Exploring prior End of Term Web Archives feels like stepping through a portal to the past. Pages scraped from the official White House website during George W. Bush’s two terms, for instance, capture the moment Samuel Alito got sworn in as a U.S. Supreme Court justice and messages Bush delivered to U.S. troops on the ground in Iraq during the war there. Official pages from the Bush era also offer a fascinating look at the web’s evolution. They feature fewer and far smaller images than current webpages typically do, and they have narrower columns of smaller, more crowded text than today’s airier web design fashions dictate.

The National Archives and Records Administration, the government agency charged with preserving and documenting government and historical records, conducted the first large-scale capture of the federal web in 2004 at the end of Bush’s first term, preserving a little under 6.5 terabytes of data.

In 2008, when NARA decided not to continue the archival work, other organizations stepped in. That year’s end-of-term crawl collected more than 15 terabytes — and the data grabs have steadily grown since. The 2020 crawl amassed more than 260 terabytes of data, and the 2024 crawl, which started just a few weeks ago, has already archived about 150 terabytes (roughly the equivalent of 25,000 HD movies streaming on Netflix).

“And we’re just getting started,” Graham tells me. Due to the ever-ballooning web and the project expanding to emphasize video, with its larger files, “I’m confident this one will be larger than any of them,” he says. “It may even be larger than all of the prior archives put together.”

How You Can Join The Effort

Open-source Internet Archive web-crawling software called Heritrix will continue indexing government websites through next year. Once Heritrix crawls a site, pages appear on the Wayback Machine within hours, though cyber attacks on the Internet Archive this month have led to stalls and intermittent hiccups.

A digital data grab this massive couldn’t happen without machines, but there’s a very human component at play here. Via an online tool, project members nominate links they think should be preserved — URLs buried deep within government websites, social media feeds, PDF files.
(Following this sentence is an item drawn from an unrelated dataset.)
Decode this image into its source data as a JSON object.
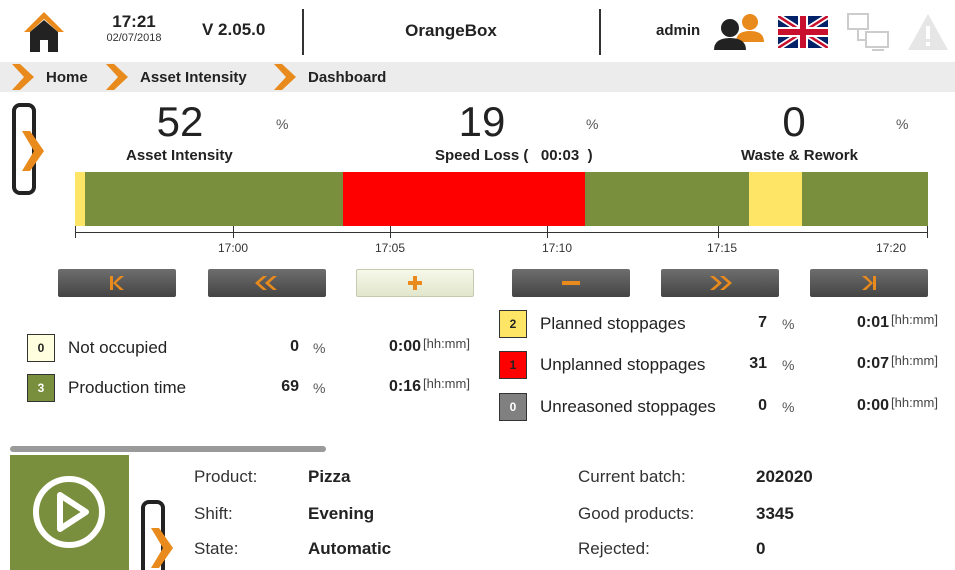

Through March 31, 2025, the general public can offer suggestions, too, and recommend how data that’s already been nominated should get prioritized.

These nominations “allow us to empower individuals, whether they are librarians, researchers, activists or journalists, to identify resources that are important to their work,” says Mark Phillips, associate dean for digital libraries at the University of North Texas and a longtime member of the End of Term Web Archive squad. The team’s been focused on outreach to convey a central message: Human involvement, and discernment, matters.

Once an archive is assembled, the Library of Congress holds one copy, and the University of North Texas hosts another. This year’s archive may prove the largest yet, but the effort to collect it, so far at least, hasn’t been driven by the urgency that followed Trump’s 2016 victory.

“That was the time that people understood why libraries see this as so important,” Brewster Kahle, the Internet Archive’s founder. “When there was a declaration that the new administration was going to take a very different stance on women’s health, climate issues, all of these things, there was an uprising of people to try to help the end-of-term crawl.”

One way they did so was at “data rescue events” organized by project partner Environmental Government and Data Initiative, a network of professionals who contextualize and analyze changes to environmental data and governance practices.

“They would get people together and they would look through the government web and try to find environmental data that they knew needed to be collected and preserved for the long term,” Jacobs says, “and so we collected a lot more data than in other years because it was targeted.”

While this year hasn’t seen data collection events like the ones that proliferated in 2016, the mission of the End of Term Web Archive remains clear.

“We’re building on civil discourse,” Kahle says. “We’re building on an understanding of the land, of the rivers, of our history, of our proceedings. Let’s make sure that it’s able to be accessed.”